I started the book from the ground up with the plant and research on it, then moved to roasting and making coffee, and then to a third section on coffee and health, including the social/political challenge that coffee posed when it first appeared in Arabia and England. I asked why coffee has become so popular even in tea-drinking cultures. To answer that I used the concept of sophistication from an early date to the present, for which I even evoked French theorists. A lot of my task was to take a mass of information and sift through it to decide what was really new, what was important for the industry, and what I could present clearly. One of my particular interests was to take a detached look at organic farming, which has been romanticized.
What kind of reader did you have in mind as you were writing the book? Who is the target audience for this resource?
I wanted to write a book that any literate person could read, so I tried to make everything simple but not too simple. Perhaps I have some knack for that approach, developed over a long period of teaching and writing. I remember an old Department of Agriculture slogan, “put the fodder down where the calves can get at it.” No offense to calves or anyone else; in fact, I hope that experienced people in the industry will find my book handy in some ways. I also hope that the book will appeal to people interested in globalism, social and political justice, eco-tourism, sustainable agriculture, public health, and the concept of sophistication as it relates to food and drink.
How did you become interested in coffee? How are you involved in the coffee industry today?
Everyone in the industry remembers the first cup of good coffee. I had mine long ago, when I was a grad student. Then, still decades ago, someone gave me a burr grinder. That made me look for good beans. In about 2002, when I was a history professor, I decided to teach something that involved globalization and brought the past right up to the present — coffee was an easy choice. My university then, Miami (Ohio), funded my first trip to origin, in 2004, to Ethiopia and Kenya. I was terribly ignorant, but people were great about my dumb questions. Then, given my rising desire to get my hands dirty and to see if I could make a business work, I found several partners and opened a roastery/coffee bar, Oxford Coffee Company, in 2012. Talk about a learning curve! Things were pretty complicated for a while because I was still teaching; I retired from that in 2015. But I have various projects going and hardly feel retired, although I don’t make many lattes these days. My daughter runs the company, and we get along well in the business.

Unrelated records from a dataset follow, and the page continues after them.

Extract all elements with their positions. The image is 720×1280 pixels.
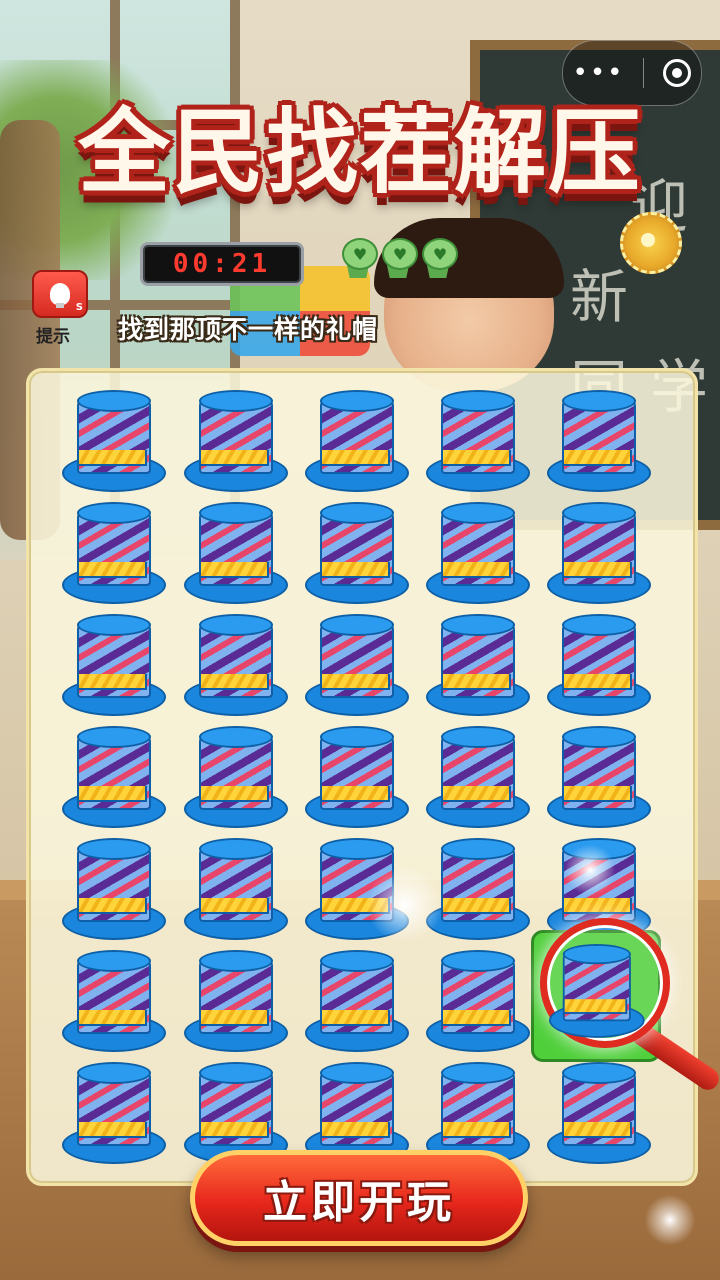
top-hat[interactable] bbox=[62, 390, 166, 492]
hint-badge: S bbox=[75, 302, 83, 313]
settings-gear-icon[interactable] bbox=[620, 212, 682, 274]
countdown-timer: 00:21 bbox=[140, 242, 304, 286]
top-hat[interactable] bbox=[547, 614, 651, 716]
top-hat[interactable] bbox=[305, 502, 409, 604]
top-hat[interactable] bbox=[305, 950, 409, 1052]
top-hat[interactable] bbox=[547, 1062, 651, 1164]
top-hat[interactable] bbox=[62, 502, 166, 604]
top-hat[interactable] bbox=[184, 502, 288, 604]
top-hat[interactable] bbox=[305, 390, 409, 492]
chalk-char: 新 bbox=[570, 263, 629, 331]
top-hat[interactable] bbox=[62, 614, 166, 716]
sparkle bbox=[640, 1190, 700, 1250]
top-hat[interactable] bbox=[305, 614, 409, 716]
top-hat[interactable] bbox=[426, 390, 530, 492]
top-hat[interactable] bbox=[62, 950, 166, 1052]
play-now-label: 立即开玩 bbox=[263, 1177, 455, 1228]
lives-indicator: ♥ ♥ ♥ bbox=[340, 238, 458, 278]
top-hat[interactable] bbox=[184, 838, 288, 940]
top-hat[interactable] bbox=[62, 838, 166, 940]
top-hat[interactable] bbox=[184, 726, 288, 828]
top-hat[interactable] bbox=[305, 1062, 409, 1164]
game-title: 全民找茬解压 bbox=[77, 99, 642, 206]
instruction-text: 找到那顶不一样的礼帽 bbox=[118, 315, 379, 344]
top-hat[interactable] bbox=[547, 502, 651, 604]
top-hat[interactable] bbox=[547, 726, 651, 828]
top-hat[interactable] bbox=[62, 1062, 166, 1164]
odd-hat-target[interactable] bbox=[549, 944, 645, 1038]
top-hat[interactable] bbox=[305, 726, 409, 828]
top-hat[interactable] bbox=[426, 614, 530, 716]
top-hat[interactable] bbox=[184, 950, 288, 1052]
top-hat[interactable] bbox=[426, 1062, 530, 1164]
top-hat[interactable] bbox=[547, 390, 651, 492]
play-now-button[interactable]: 立即开玩 bbox=[190, 1150, 528, 1246]
top-hat[interactable] bbox=[184, 614, 288, 716]
top-hat[interactable] bbox=[62, 726, 166, 828]
top-hat[interactable] bbox=[426, 726, 530, 828]
top-hat[interactable] bbox=[426, 950, 530, 1052]
lightbulb-icon bbox=[50, 283, 70, 308]
sparkle bbox=[360, 860, 450, 950]
heart-ribbon-icon: ♥ bbox=[340, 238, 378, 278]
hint-button[interactable]: S bbox=[32, 270, 88, 318]
heart-ribbon-icon: ♥ bbox=[420, 238, 458, 278]
sparkle bbox=[560, 840, 620, 900]
top-hat[interactable] bbox=[184, 390, 288, 492]
top-hat[interactable] bbox=[184, 1062, 288, 1164]
top-hat[interactable] bbox=[426, 502, 530, 604]
hint-label: 提示 bbox=[36, 327, 70, 347]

What do you love most about coffee?
Several things: that I can appreciate all that goes into the product from the earth up, and I understand much about the difficulties that farmers have to deal with (and about which I am very worried); the endless possibilities in cups of coffee; flavors and subtle finishes, etc., continue to surprise and delight me — if the beans are good and all has gone well to the point of making the liquor.
How do you make your coffee at home?
I bring beans home from my store and keep them in their bags, rolled up tight, in a cabinet. Each time I make a cup or pot, I weigh the beans, grind them in a good burr grinder, use a dripper cone and paper filter, wet the filter, toss that water out, reweigh the ground beans, dump them into the filter, wet the grounds with filtered water just off the boil, let that sit for 20-25 seconds, then do three pours of water until I reach a ratio of 15 grams of water per gram of ground coffee. I keep the cup and filter cone on the scale while I pour. For more than one cup, I use a Chemex. This process is not wasteful, I think, because I compost the used grounds and filters together. I like the ritual of making coffee with this much care. It’s good to be a little nuts about something in our lives.